On April 16, 2026, the team decided to keep Ennis on the roster for the 2026-2027 season despite suffering a serious injury during the season.

==National team career==
Ennis played for the Canadian men's national basketball team at the 2012 FIBA Americas Under-18 Championship, winning a bronze medal, and at the 2013 FIBA Under-19 World Championship, leading the tournament in scoring with 20.9 points per game. In the 2012 tournament, he was a teammate of fellow college standout and eventual #1 pick of the 2014 NBA draft, Andrew Wiggins.

==Career statistics==

===NBA===

====Regular season====

| Year | Team | GP | GS | MPG | FG% | 3P% | FT% | RPG | APG | SPG | BPG | PPG |
|---|---|---|---|---|---|---|---|---|---|---|---|---|
| 2014–15 | Phoenix | 8 | 0 | 7.3 | .429 | .333 | 1.000 | .9 | 1.8 | .0 | .3 | 2.8 |
| 2014–15 | Milwaukee | 25 | 1 | 14.1 | .350 | .270 | .600 | 1.1 | 2.4 | .7 | .1 | 4.0 |
| 2015–16 | Milwaukee | 46 | 7 | 14.2 | .449 | .333 | .735 | 1.6 | 2.1 | .5 | .0 | 4.5 |
| 2016–17 | Houston | 31 | 0 | 6.3 | .391 | .375 | .667 | .6 | 1.1 | .2 | .0 | 1.9 |
| 2016–17 | L.A. Lakers | 22 | 2 | 17.8 | .451 | .389 | .864 | 1.2 | 2.4 | .9 | .1 | 7.7 |
| 2017–18 | L.A. Lakers | 54 | 11 | 12.6 | .420 | .250 | .759 | 1.8 | 1.9 | .6 | .2 | 4.1 |
| Career |  | 186 | 21 | 12.6 | .419 | .317 | .768 | 1.3 | 1.9 | .5 | .1 | 4.2 |

====Playoffs====

| Year | Team | GP | GS | MPG | FG% | 3P% | FT% | RPG | APG | SPG | BPG | PPG |
|---|---|---|---|---|---|---|---|---|---|---|---|---|
| 2015 | Milwaukee | 1 | 0 | 16.0 | .222 | .200 | – | 4.0 | 3.0 | .0 | .0 | 5.0 |
| Career |  | 1 | 0 | 16.0 | .222 | .200 | – | 4.0 | 3.0 | .0 | .0 | 5.0 |

===EuroLeague===

| Year | Team | GP | GS | MPG | FG% | 3P% | FT% | RPG | APG | SPG | BPG | PPG | PIR |
|---|---|---|---|---|---|---|---|---|---|---|---|---|---|
| 2018–19 | Fenerbahçe | 3 | 0 | 10.2 | .778 | 1.000 | .667 | .7 | 1.0 | .3 | .0 | 6.3 | 6.7 |
| Career |  | 3 | 0 | 10.2 | .778 | 1.000 | .667 | .7 | 1.0 | .3 | .0 | 6.3 | 6.7 |

===College===

| Year | Team | GP | GS | MPG | FG% | 3P% | FT% | RPG | APG | SPG | BPG | PPG |
|---|---|---|---|---|---|---|---|---|---|---|---|---|
| 2013–14 | Syracuse | 34 | 34 | 35.7 | .411 | .353 | .765 | 3.4 | 5.5 | 2.1 | .2 | 12.9 |

==Personal life==
Ennis is the son of Tony McIntyre and Suzette Ennis McIntyre.
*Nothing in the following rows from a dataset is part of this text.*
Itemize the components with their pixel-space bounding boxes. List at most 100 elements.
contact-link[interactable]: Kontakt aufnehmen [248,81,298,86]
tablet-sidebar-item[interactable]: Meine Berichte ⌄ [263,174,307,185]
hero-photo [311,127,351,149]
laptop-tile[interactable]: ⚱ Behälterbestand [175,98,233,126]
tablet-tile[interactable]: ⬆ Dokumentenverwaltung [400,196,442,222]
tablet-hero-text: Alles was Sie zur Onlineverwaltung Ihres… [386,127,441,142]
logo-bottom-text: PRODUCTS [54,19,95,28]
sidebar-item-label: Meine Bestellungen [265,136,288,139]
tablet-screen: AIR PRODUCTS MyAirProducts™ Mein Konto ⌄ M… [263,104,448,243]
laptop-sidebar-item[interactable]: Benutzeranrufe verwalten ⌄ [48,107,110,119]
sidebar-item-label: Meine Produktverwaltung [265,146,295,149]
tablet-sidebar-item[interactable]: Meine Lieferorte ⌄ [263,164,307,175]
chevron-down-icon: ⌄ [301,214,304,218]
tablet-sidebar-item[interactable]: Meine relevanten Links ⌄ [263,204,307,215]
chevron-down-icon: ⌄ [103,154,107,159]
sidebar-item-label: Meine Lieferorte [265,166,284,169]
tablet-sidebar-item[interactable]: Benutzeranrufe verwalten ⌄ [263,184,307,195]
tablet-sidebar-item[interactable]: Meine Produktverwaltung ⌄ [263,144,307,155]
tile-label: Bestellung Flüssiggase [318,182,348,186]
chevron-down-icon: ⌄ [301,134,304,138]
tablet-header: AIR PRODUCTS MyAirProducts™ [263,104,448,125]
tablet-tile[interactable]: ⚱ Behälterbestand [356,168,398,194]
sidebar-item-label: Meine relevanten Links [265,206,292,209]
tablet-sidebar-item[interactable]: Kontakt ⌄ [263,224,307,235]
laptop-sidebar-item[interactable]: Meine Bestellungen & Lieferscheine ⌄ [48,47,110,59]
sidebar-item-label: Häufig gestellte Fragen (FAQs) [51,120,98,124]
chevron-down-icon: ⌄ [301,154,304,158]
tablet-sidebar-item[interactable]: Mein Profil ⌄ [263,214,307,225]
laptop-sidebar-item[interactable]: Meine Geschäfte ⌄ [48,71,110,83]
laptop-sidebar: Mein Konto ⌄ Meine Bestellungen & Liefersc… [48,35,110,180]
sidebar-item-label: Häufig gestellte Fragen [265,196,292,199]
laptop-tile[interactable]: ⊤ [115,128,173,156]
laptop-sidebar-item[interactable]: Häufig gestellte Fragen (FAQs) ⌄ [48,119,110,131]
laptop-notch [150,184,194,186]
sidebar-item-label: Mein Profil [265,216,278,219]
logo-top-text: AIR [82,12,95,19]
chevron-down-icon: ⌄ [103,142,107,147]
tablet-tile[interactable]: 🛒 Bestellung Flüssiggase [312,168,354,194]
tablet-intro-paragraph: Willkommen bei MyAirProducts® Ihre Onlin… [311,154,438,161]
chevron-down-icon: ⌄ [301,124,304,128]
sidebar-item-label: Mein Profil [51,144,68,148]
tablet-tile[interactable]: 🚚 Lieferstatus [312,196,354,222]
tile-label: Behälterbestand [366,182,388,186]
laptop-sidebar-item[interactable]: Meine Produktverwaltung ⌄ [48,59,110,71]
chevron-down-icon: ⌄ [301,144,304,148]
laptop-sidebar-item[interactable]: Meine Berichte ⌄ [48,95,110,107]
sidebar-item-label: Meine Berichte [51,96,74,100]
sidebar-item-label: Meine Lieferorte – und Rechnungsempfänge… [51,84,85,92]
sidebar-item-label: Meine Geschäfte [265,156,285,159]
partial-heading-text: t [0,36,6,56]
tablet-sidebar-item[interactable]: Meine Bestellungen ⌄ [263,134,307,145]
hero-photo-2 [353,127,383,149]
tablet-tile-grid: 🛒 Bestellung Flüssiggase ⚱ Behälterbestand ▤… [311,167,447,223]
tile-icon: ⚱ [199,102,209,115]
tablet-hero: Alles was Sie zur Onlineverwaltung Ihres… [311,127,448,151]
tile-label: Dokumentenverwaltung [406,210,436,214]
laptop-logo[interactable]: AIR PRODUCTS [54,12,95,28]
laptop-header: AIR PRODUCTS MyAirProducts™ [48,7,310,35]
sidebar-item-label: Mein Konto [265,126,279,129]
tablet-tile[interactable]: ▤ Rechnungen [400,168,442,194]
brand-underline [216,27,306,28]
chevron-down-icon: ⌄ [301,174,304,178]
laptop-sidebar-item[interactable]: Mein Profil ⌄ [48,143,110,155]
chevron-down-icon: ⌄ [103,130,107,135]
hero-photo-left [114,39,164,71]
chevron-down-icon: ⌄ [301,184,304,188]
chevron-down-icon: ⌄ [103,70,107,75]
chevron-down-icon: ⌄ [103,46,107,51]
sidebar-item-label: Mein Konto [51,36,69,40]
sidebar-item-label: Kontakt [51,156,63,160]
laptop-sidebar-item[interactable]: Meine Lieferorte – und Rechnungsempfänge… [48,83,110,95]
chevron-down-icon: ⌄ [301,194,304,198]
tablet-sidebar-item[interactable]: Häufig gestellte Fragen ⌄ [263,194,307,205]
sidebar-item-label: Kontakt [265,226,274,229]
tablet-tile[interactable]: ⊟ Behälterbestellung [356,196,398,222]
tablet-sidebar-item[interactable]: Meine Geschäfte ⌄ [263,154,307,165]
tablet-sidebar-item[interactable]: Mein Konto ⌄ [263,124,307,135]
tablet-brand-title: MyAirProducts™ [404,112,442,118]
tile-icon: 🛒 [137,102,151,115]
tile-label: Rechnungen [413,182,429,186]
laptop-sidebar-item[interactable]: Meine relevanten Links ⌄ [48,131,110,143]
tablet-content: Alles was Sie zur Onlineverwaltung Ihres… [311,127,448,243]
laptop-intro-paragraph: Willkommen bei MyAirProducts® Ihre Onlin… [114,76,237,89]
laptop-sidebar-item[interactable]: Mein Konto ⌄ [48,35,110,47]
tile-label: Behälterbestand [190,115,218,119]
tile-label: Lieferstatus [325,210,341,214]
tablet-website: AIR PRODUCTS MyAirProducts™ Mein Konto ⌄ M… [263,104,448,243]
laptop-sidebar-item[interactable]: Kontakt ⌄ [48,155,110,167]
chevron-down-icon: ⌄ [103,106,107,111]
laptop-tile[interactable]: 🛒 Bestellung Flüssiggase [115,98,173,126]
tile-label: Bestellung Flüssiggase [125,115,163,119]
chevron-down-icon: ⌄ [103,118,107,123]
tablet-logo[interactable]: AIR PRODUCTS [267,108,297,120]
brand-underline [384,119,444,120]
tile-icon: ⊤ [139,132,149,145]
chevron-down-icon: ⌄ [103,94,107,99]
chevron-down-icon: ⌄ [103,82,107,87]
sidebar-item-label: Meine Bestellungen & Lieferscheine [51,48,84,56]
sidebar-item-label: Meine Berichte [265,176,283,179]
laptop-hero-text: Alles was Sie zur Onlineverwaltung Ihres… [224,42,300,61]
He has six siblings: Brandon, Dylan, Brittany, Dominique, Tyylon and Bryyson. His father works full-time as Director of Basketball Operations at the Athlete Institute in Orangeville, Ontario, and helped create Ontario's CIA Bounce AAU program in 2004. His brother, Dylan, played college basketball for Oregon and Villanova. Ennis' family has Jamaican heritage. Ennis also played lacrosse as a child, where he was teammates with current Columbus Blue Jackets forward Sean Monahan.